Now that I’m living on an island in Maine, I hear a common saying that our temperature is typically ten degrees cooler in summer and ten warmer in winter than it is even at U.S. 1 on the other side of the causeway, just seven miles away.

The differences were even more dramatic one morning when I checked last month. Our reading was plus 4, but inland had minus 8, on one ridge an hour’s drive away, or minus 14 at a lake a few miles away. Close by us but inland only 15 to 20 miles away were readings of minus 12 and minus 15.

A few days later, we had a minus 3, but Calais, 25 miles north and on a tidal river, was minus 25!

Do you experience anything similar where you live?

Add or subtract 22 degrees from 70 to get an idea of how much the impact can be.
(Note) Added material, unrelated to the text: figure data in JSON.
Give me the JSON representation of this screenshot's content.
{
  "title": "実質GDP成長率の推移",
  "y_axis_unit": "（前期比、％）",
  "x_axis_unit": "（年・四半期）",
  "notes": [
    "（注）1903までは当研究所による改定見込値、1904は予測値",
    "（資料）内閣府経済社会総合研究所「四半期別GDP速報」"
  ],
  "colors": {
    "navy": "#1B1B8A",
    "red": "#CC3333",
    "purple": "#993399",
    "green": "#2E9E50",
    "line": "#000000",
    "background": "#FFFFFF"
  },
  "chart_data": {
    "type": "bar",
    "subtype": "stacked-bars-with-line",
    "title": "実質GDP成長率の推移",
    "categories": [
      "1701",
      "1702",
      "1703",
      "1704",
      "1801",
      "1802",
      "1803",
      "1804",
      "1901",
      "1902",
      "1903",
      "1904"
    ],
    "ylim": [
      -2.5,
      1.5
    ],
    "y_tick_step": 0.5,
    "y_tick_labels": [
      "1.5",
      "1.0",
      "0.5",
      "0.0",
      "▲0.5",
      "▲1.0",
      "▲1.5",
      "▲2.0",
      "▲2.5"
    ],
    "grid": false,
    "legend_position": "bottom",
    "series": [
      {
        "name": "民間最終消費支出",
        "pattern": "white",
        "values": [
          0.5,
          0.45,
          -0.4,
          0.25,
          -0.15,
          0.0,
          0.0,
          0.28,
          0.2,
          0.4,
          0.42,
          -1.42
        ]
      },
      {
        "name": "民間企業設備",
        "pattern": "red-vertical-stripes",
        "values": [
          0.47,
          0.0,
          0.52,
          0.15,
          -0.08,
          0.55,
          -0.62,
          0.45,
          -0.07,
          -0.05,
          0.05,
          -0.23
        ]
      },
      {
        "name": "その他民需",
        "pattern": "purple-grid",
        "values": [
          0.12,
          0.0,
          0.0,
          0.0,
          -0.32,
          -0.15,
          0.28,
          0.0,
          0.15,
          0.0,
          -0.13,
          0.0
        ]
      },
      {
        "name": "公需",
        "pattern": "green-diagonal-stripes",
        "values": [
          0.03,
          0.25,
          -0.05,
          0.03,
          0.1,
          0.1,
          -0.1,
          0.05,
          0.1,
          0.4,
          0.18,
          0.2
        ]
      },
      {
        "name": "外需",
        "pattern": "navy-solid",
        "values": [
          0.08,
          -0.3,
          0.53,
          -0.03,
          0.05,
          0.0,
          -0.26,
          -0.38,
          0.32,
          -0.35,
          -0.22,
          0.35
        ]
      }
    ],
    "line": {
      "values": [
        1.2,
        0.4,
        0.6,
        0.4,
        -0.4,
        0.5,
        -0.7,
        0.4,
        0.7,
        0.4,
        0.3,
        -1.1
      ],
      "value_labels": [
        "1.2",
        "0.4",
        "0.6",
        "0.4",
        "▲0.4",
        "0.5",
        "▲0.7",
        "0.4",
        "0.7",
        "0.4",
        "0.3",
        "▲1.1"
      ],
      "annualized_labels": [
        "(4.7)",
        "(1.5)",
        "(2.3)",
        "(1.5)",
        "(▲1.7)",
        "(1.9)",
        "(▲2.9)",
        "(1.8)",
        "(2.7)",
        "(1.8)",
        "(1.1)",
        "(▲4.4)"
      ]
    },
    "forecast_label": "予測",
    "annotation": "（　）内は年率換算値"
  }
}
I mean, the 90s are usually miserable while the 50s mean keep the furnace running and maybe the car windows rolled up. Unless you’re a native New Englander. (I’m not.)

Well, it is Groundhog Day, which is really the end of Solar Winter, by one calendar, or the halfway point of Calendar Winter, another. Either way, we’re entering a stage when things warm up a tad but can produce some horrendous snowfall in my part of the universe.

Once again, I’m ever so glad I’m no longer having to commute to an office, day or night.